Sweet smell of honeysuckle floated through the air with each word, his voice still dripped in the air, landing in her ears. Yet it just sounded like crazy talk of a mad man. Not wanting to invoke anger, Rex replied softly and with an even tone, “Hey mate, I think you got me mixed up with someone else. I am just an engineer. A decent one, but not Starfleet material. Let alone a captain.”
Eyes, blue or brown, Rex wasn’t sure, shone behind a flawless face that neither seemed angry or happy. His lips were equally inexpressive and with what seemed an impossible neutral tone, he responded patiently, “No. It has taken me awhile to track you down. If you had just stayed put in prison and Dr. Zeanar had not interfered, I would not have to resort to this last measure. Or maybe, had just followed orders in the first place and not have made contact with Cosgrove. We couldn’t risk you telling her about what was in that cylinder. Only now, you have manged to give it to Zeanar and I can’t find her.”
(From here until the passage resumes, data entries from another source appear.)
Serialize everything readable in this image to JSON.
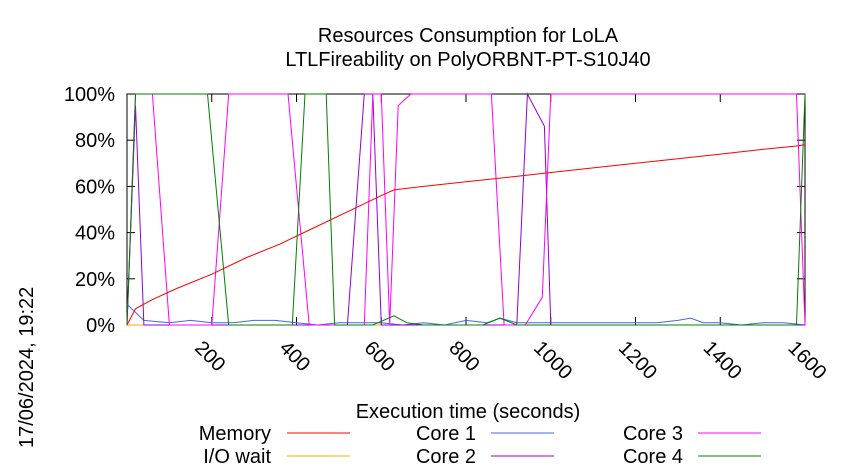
{
  "timestamp": "17/06/2024, 19:22",
  "chart_data": {
    "type": "line",
    "title": "Resources Consumption for LoLA",
    "subtitle": "LTLFireability on PolyORBNT-PT-S10J40",
    "xlabel": "Execution time (seconds)",
    "ylabel": "",
    "xlim": [
      0,
      1600
    ],
    "ylim": [
      0,
      100
    ],
    "xticks": [
      200,
      400,
      600,
      800,
      1000,
      1200,
      1400,
      1600
    ],
    "yticks": [
      0,
      20,
      40,
      60,
      80,
      100
    ],
    "ytick_labels": [
      "0%",
      "20%",
      "40%",
      "60%",
      "80%",
      "100%"
    ],
    "grid": false,
    "legend_placement": "bottom",
    "series": [
      {
        "name": "Memory",
        "color": "#ff0000",
        "points": [
          [
            0,
            0
          ],
          [
            20,
            7
          ],
          [
            60,
            11
          ],
          [
            120,
            16
          ],
          [
            200,
            22
          ],
          [
            280,
            29
          ],
          [
            360,
            35
          ],
          [
            440,
            42
          ],
          [
            520,
            49
          ],
          [
            600,
            56
          ],
          [
            630,
            58.5
          ],
          [
            700,
            60
          ],
          [
            800,
            62
          ],
          [
            900,
            64
          ],
          [
            1000,
            66
          ],
          [
            1100,
            68
          ],
          [
            1200,
            70
          ],
          [
            1300,
            72
          ],
          [
            1400,
            74
          ],
          [
            1500,
            76
          ],
          [
            1580,
            77.5
          ],
          [
            1600,
            78
          ]
        ]
      },
      {
        "name": "I/O wait",
        "color": "#ffa500",
        "points": [
          [
            0,
            0
          ],
          [
            1600,
            0
          ]
        ]
      },
      {
        "name": "Core 1",
        "color": "#4169e1",
        "points": [
          [
            0,
            9
          ],
          [
            40,
            2
          ],
          [
            100,
            1
          ],
          [
            150,
            2
          ],
          [
            200,
            1
          ],
          [
            250,
            1
          ],
          [
            300,
            2
          ],
          [
            350,
            2
          ],
          [
            400,
            1
          ],
          [
            450,
            0
          ],
          [
            500,
            1
          ],
          [
            550,
            1
          ],
          [
            600,
            1
          ],
          [
            650,
            0
          ],
          [
            700,
            1
          ],
          [
            750,
            0
          ],
          [
            800,
            2
          ],
          [
            850,
            1
          ],
          [
            880,
            3
          ],
          [
            920,
            1
          ],
          [
            1000,
            1
          ],
          [
            1050,
            1
          ],
          [
            1100,
            1
          ],
          [
            1200,
            1
          ],
          [
            1250,
            1
          ],
          [
            1300,
            2
          ],
          [
            1330,
            3
          ],
          [
            1360,
            1
          ],
          [
            1400,
            1
          ],
          [
            1450,
            0
          ],
          [
            1500,
            1
          ],
          [
            1550,
            1
          ],
          [
            1600,
            0
          ]
        ]
      },
      {
        "name": "Core 2",
        "color": "#9400d3",
        "points": [
          [
            0,
            0
          ],
          [
            20,
            95
          ],
          [
            40,
            0
          ],
          [
            520,
            0
          ],
          [
            560,
            100
          ],
          [
            580,
            100
          ],
          [
            600,
            0
          ],
          [
            920,
            0
          ],
          [
            945,
            100
          ],
          [
            985,
            86
          ],
          [
            1000,
            0
          ],
          [
            1600,
            0
          ]
        ]
      },
      {
        "name": "Core 3",
        "color": "#ff00ff",
        "points": [
          [
            0,
            0
          ],
          [
            20,
            100
          ],
          [
            60,
            100
          ],
          [
            100,
            0
          ],
          [
            200,
            0
          ],
          [
            240,
            100
          ],
          [
            380,
            100
          ],
          [
            430,
            0
          ],
          [
            560,
            0
          ],
          [
            580,
            100
          ],
          [
            600,
            100
          ],
          [
            620,
            0
          ],
          [
            640,
            95
          ],
          [
            670,
            100
          ],
          [
            860,
            100
          ],
          [
            890,
            0
          ],
          [
            940,
            0
          ],
          [
            980,
            12
          ],
          [
            1000,
            100
          ],
          [
            1580,
            100
          ],
          [
            1600,
            0
          ]
        ]
      },
      {
        "name": "Core 4",
        "color": "#008000",
        "points": [
          [
            0,
            0
          ],
          [
            20,
            100
          ],
          [
            190,
            100
          ],
          [
            240,
            0
          ],
          [
            390,
            0
          ],
          [
            420,
            100
          ],
          [
            470,
            100
          ],
          [
            490,
            0
          ],
          [
            580,
            0
          ],
          [
            630,
            4
          ],
          [
            660,
            1
          ],
          [
            700,
            0
          ],
          [
            840,
            0
          ],
          [
            880,
            3
          ],
          [
            920,
            0
          ],
          [
            1580,
            0
          ],
          [
            1600,
            100
          ]
        ]
      }
    ]
  }
}
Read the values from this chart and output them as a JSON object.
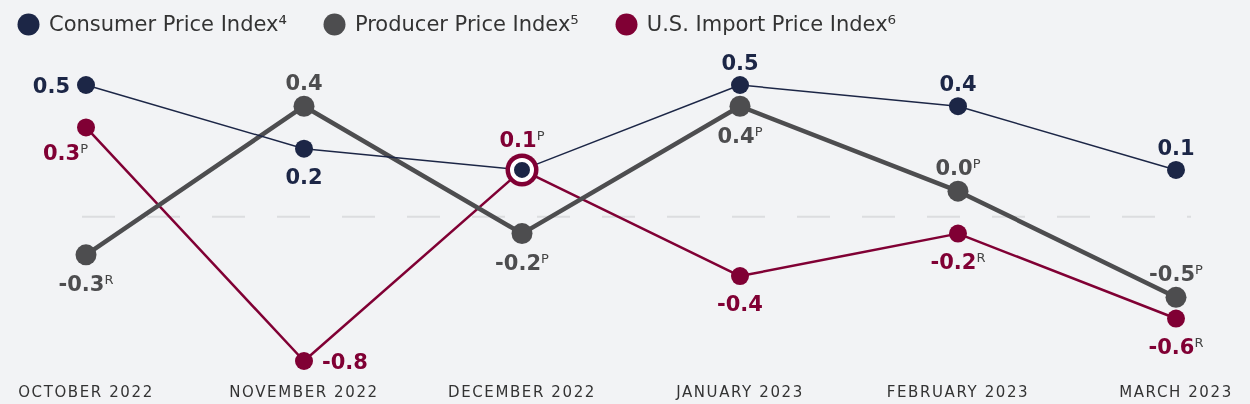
{
  "chart_data": {
    "type": "line",
    "categories": [
      "OCTOBER 2022",
      "NOVEMBER 2022",
      "DECEMBER 2022",
      "JANUARY 2023",
      "FEBRUARY 2023",
      "MARCH 2023"
    ],
    "series": [
      {
        "name": "Consumer Price Index⁴",
        "color": "#1c2646",
        "values": [
          0.5,
          0.2,
          0.1,
          0.5,
          0.4,
          0.1
        ],
        "value_labels": [
          "0.5",
          "0.2",
          null,
          "0.5",
          "0.4",
          "0.1"
        ]
      },
      {
        "name": "Producer Price Index⁵",
        "color": "#4d4d4f",
        "values": [
          -0.3,
          0.4,
          -0.2,
          0.4,
          0.0,
          -0.5
        ],
        "value_labels": [
          "-0.3$^{R}$",
          "0.4",
          "-0.2$^{P}$",
          "0.4$^{P}$",
          "0.0$^{P}$",
          "-0.5$^{P}$"
        ]
      },
      {
        "name": "U.S. Import Price Index⁶",
        "color": "#800034",
        "values": [
          0.3,
          -0.8,
          0.1,
          -0.4,
          -0.2,
          -0.6
        ],
        "value_labels": [
          "0.3$^{P}$",
          "-0.8",
          "0.1$^{P}$",
          "-0.4",
          "-0.2$^{R}$",
          "-0.6$^{R}$"
        ]
      }
    ],
    "legend": "top left",
    "marker": "circle",
    "ref_lines": [
      {
        "axis": "y",
        "value": -0.12,
        "color": "#dcdddf",
        "line_style": "dashed"
      }
    ]
  }
}
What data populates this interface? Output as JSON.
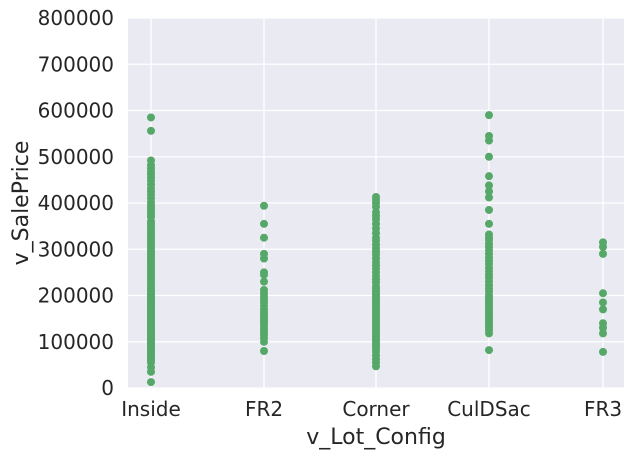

Rex shifted her weight in the chair, looking passed the man to the exit. No way could she make it out the door and into the ground vehicle before he grabbed her. Given he was younger, stronger and a trained Starfleet officer, she had zero chance of fighting him. Getting him to see reason and logic was her best options. “Right. What if I promise to stay away from Cosgrove? Shouldn’t be too hard because I have no clue where in the entire aorangi she is right now. And then maybe I can help you find Dr. Zeanar and get you that tube back I took that I probably should not have done. Sorry about that. Sorry about all of that.....stuff. I mean, I am a Starfleet captain, I guess. So I should have followed my orders. So, how about you and I go back to camp, get something to eat and then we go find Zeanar and stay the hell away from Cosgrove. She sounds like trouble anyway.”
“It’s a bit late for any of that now Captain Rodriquez. I am afraid you are going to have to try another way,” the man frowned slightly, the only change in expression he had displayed. With one quick movement, he closed the gap between the pair and pressed a hypo to Rex’s neck, catching her as she slid from the chair. With one hand, he grasped the necklace, breaking the chain and tossing it onto the floor.